Everyday Problem Solvers
Is “crashing” the worst thing it could happen?
April 18, 2012Posted by on
Here’s an interesting thought question from Mike Stall: what’s worse than crashing?
Mike provides the following list of crash scenarios, in order from best to worst:
- Application works as expected and never crashes.
- Application crashes due to rare bugs that nobody notices or cares about.
- Application crashes due to a commonly encountered bug.
- Application deadlocks and stops responding due to a common bug.
- Application crashes long after the original bug.
- Application causes data loss and/or corruption.
Mike points out that there’s a natural tension between…
- failing immediately when your program encounters a problem, eg “fail fast”
- attempting to recover from the failure state and proceed normally
The philosophy behind “fail fast” is best explained in Jim Shore’s article (pdf).
Some people recommend making your software robust by working around problems automatically. This results in the software “failing slowly.” The program continues working right after an error but fails in strange ways later on. A system that fails fast does exactly the opposite: when a problem occurs, it fails immediately and visibly. Failing fast is a nonintuitive technique: “failing immediately and visibly” sounds like it would make your software more fragile, but it actually makes it more robust. Bugs are easier to find and fix, so fewer go into production.
Fail fast is reasonable advice– if you’re a developer. What could possibly be easier than calling everything to a screeching halt the minute you get a byte of data you don’t like? Computers are spectacularly unforgiving, so it’s only natural for developers to reflect that masochism directly back on users.
But from the user’s perspective, failing fast isn’t helpful. To them, it’s just another meaningless error dialog preventing them from getting their work done. The best software never pesters users with meaningless, trivial errors– it’s more considerate than that. Unfortunately, attempting to help the user by fixing the error could make things worse by leading to subtle and catastrophic failures down the road. As you work your way down Mike’s list, the pain grows exponentially. For both developers and users. Troubleshooting #5 is a brutal death march, and by the time you get to #6– you’ve lost or corrupted user data– you’ll be lucky to have any users left to fix bugs for.
What’s interesting to me is that despite causing more than my share of software crashes and hardware bluescreens, I’ve never lost data, or had my data corrupted. You’d figure Murphy’s Law would force the worst possible outcome at least once a year, but it’s exceedingly rare in my experience. Maybe this is an encouraging sign for the current state of software engineering. Or maybe I’ve just been lucky.
So what can we, as software developers, do about this? If we adopt a “fail as often and as obnoxiously as possible” strategy, we’ve clearly failed our users. But if we corrupt or lose our users’ data through misguided attempts to prevent error messages– if we fail to treat our users’ data as sacrosanct– we’ve also failed our users. You have to do both at once:
- If you can safely fix the problem, you should. Take responsibility for your program. Don’t slouch through the easy way out by placing the burden for dealing with every problem squarely on your users.

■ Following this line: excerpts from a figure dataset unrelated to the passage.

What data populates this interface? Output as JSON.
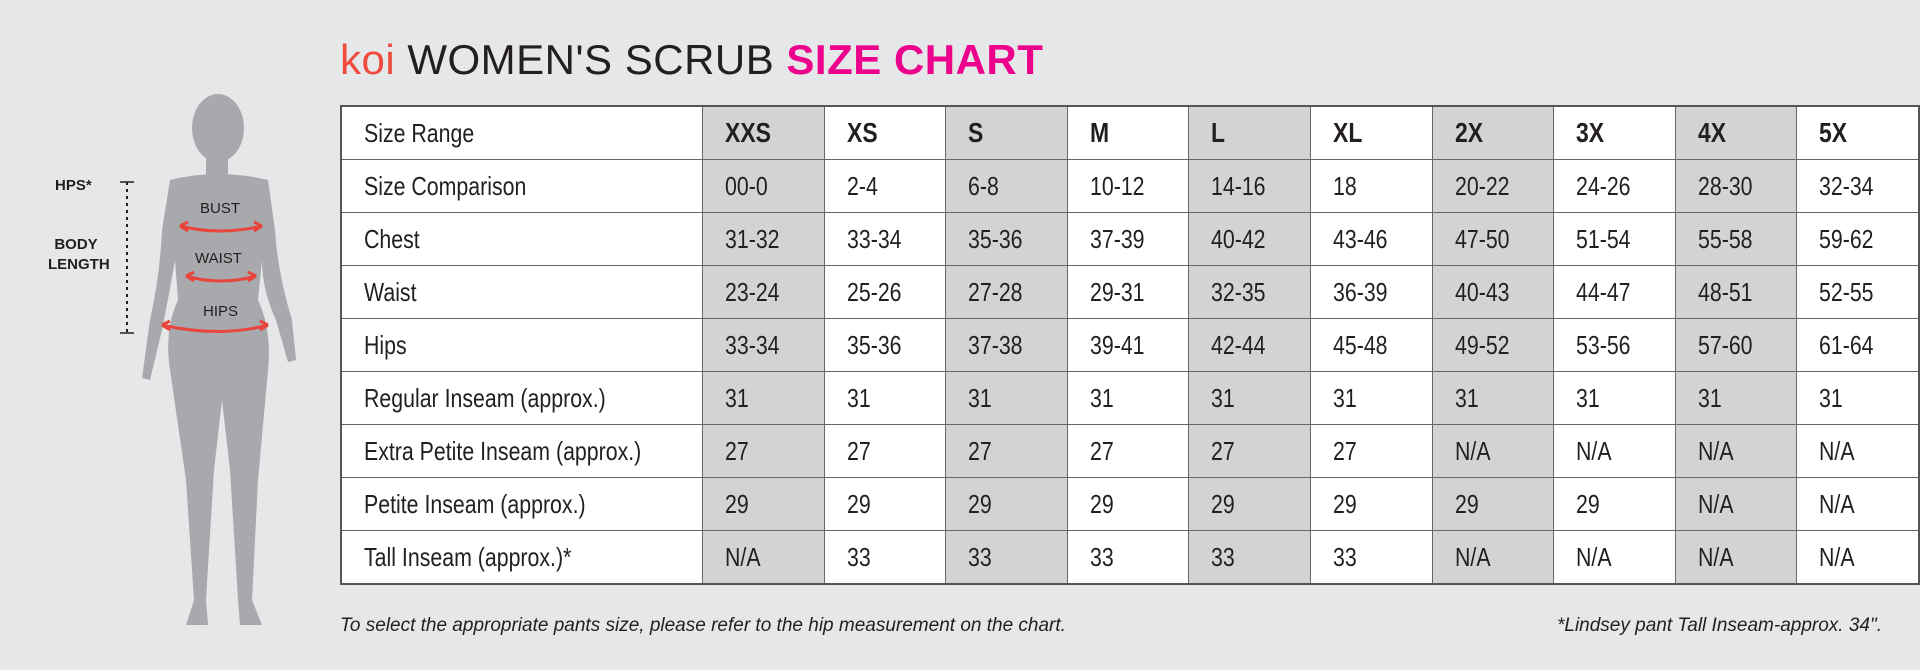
{
  "title": {
    "brand": "koi",
    "main": "WOMEN'S SCRUB",
    "accent": "SIZE CHART"
  },
  "figure": {
    "hps_label": "HPS*",
    "body_length_label": "BODY LENGTH",
    "bust_label": "BUST",
    "waist_label": "WAIST",
    "hips_label": "HIPS"
  },
  "colors": {
    "brand": "#ef4b3f",
    "accent": "#ec008c",
    "shade": "#d2d3d5",
    "measure_arrow": "#e8453c"
  },
  "table": {
    "shaded_columns": [
      0,
      2,
      4,
      6,
      8
    ],
    "rows": [
      {
        "label": "Size Range",
        "values": [
          "XXS",
          "XS",
          "S",
          "M",
          "L",
          "XL",
          "2X",
          "3X",
          "4X",
          "5X"
        ]
      },
      {
        "label": "Size Comparison",
        "values": [
          "00-0",
          "2-4",
          "6-8",
          "10-12",
          "14-16",
          "18",
          "20-22",
          "24-26",
          "28-30",
          "32-34"
        ]
      },
      {
        "label": "Chest",
        "values": [
          "31-32",
          "33-34",
          "35-36",
          "37-39",
          "40-42",
          "43-46",
          "47-50",
          "51-54",
          "55-58",
          "59-62"
        ]
      },
      {
        "label": "Waist",
        "values": [
          "23-24",
          "25-26",
          "27-28",
          "29-31",
          "32-35",
          "36-39",
          "40-43",
          "44-47",
          "48-51",
          "52-55"
        ]
      },
      {
        "label": "Hips",
        "values": [
          "33-34",
          "35-36",
          "37-38",
          "39-41",
          "42-44",
          "45-48",
          "49-52",
          "53-56",
          "57-60",
          "61-64"
        ]
      },
      {
        "label": "Regular Inseam (approx.)",
        "values": [
          "31",
          "31",
          "31",
          "31",
          "31",
          "31",
          "31",
          "31",
          "31",
          "31"
        ]
      },
      {
        "label": "Extra Petite Inseam (approx.)",
        "values": [
          "27",
          "27",
          "27",
          "27",
          "27",
          "27",
          "N/A",
          "N/A",
          "N/A",
          "N/A"
        ]
      },
      {
        "label": "Petite Inseam (approx.)",
        "values": [
          "29",
          "29",
          "29",
          "29",
          "29",
          "29",
          "29",
          "29",
          "N/A",
          "N/A"
        ]
      },
      {
        "label": "Tall Inseam (approx.)*",
        "values": [
          "N/A",
          "33",
          "33",
          "33",
          "33",
          "33",
          "N/A",
          "N/A",
          "N/A",
          "N/A"
        ]
      }
    ]
  },
  "footer": {
    "left": "To select the appropriate pants size, please refer to the hip measurement on the chart.",
    "right": "*Lindsey pant Tall Inseam-approx. 34\"."
  }
}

- If you can’t safely fix the problem, always err on the side of protecting the user’s data. Protecting the user’s data is a sacred trust. If you harm that basic contract of trust between the user and your program, you’re hurting not only your credibility– but the credibility of the entire software industry as a whole. Once they’ve been burned by data loss or corruption, users don’t soon forgive.
The guiding principle here, as always, should be to respect your users. Do the right thing.